Labor market structure: contracts, flexibility, and experience
The structure of employment is more traditional than expected:
84% of roles are permanent contracts
Temporary (11%) and freelance (2%) remain marginal
Work model:
On-site dominates (87%)
Remote remains limited (7%)
Hybrid stabilizes (6%)
Experience:
~80% of roles require 0–3 years of experience
This is critical: The global labor market is heavily junior-driven, which structurally compresses median salaries.
Company size: where salaries concentrate
Salary levels vary by company size, but not linearly:
Peak salaries appear in 501–1000 employees ($50,000 P50)
Large enterprises (1000+) drop to $41,600 despite representing 44% of job offers
This suggests:
Mid-sized companies are more aggressive in compensation
Large corporations optimize for scale and cost control

Industries and salaries: specialization drives value
Sector analysis reveals a structural imbalance:
High-paying sectors:
Health: $37,440
Education: $32,221
Agriculture: $31,127
Mid-range:
Tech: $29,120
Business services: $29,739
Low-paying high-volume sectors:
Retail: $17,844
Administration: $13,070
The pattern is clear: volume-heavy sectors pay less; specialized sectors pay more.

Most in-demand jobs and skills worldwide
Top roles by demand:
Sales Representative (89K+ offers)
Retail Sales Assistant (76K+)
Administrative and operational roles dominate
Top skills:
Communication Skills (30K+ offers, $33,280 P50)
Customer Service
Sales
Microsoft Excel
English
Key insight:
The market prioritizes execution and operational roles, not just high-skill technical profiles.

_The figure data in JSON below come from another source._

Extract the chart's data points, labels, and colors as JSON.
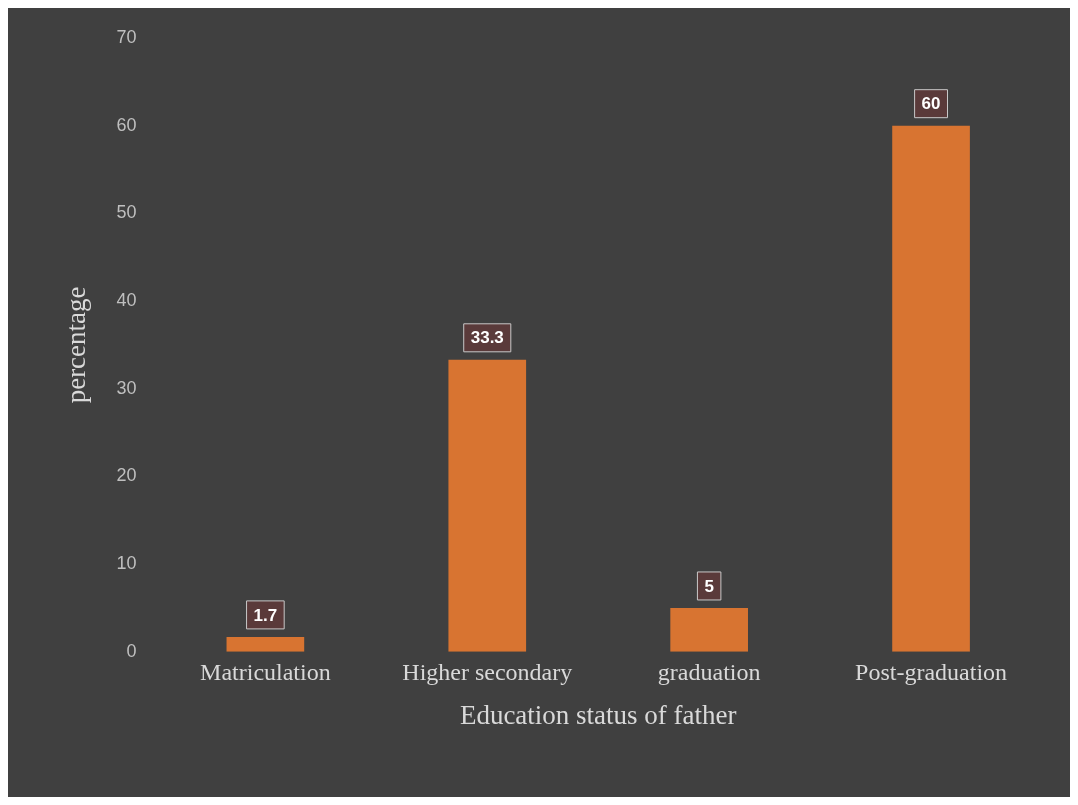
{
  "chart_data": {
    "type": "bar",
    "xlabel": "Education status of father",
    "ylabel": "percentage",
    "categories": [
      "Matriculation",
      "Higher secondary",
      "graduation",
      "Post-graduation"
    ],
    "values": [
      1.7,
      33.3,
      5,
      60
    ],
    "color": "#d87431",
    "ylim": [
      0,
      70
    ],
    "yticks": [
      0,
      10,
      20,
      30,
      40,
      50,
      60,
      70
    ],
    "grid": false,
    "legend": false,
    "data_labels": true
  }
}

Methodology and data reliability
All data included in this report is derived from the analysis of 2.7M real job postings worldwide.
These postings were normalized, classified, and aggregated to remove duplicates and biases, enabling internationally comparable insights.
This approach complements traditional sources by offering a real-time, demand-driven view of the labor market.
Conclusions: a more polarized and demanding labor market
The global labor market is becoming more unequal and more complex:
Salary gaps between countries remain wide
Junior roles dominate demand
Specialization drives salary growth
Large markets do not guarantee higher pay
Flexibility is growing slower than expected
At the same time:
Emerging markets show volatility, not convergence
High-value sectors continue to pull away from the rest
The direction is clear:
The labor market is no longer homogeneous. It is segmented, data-driven, and increasingly dependent on specialization.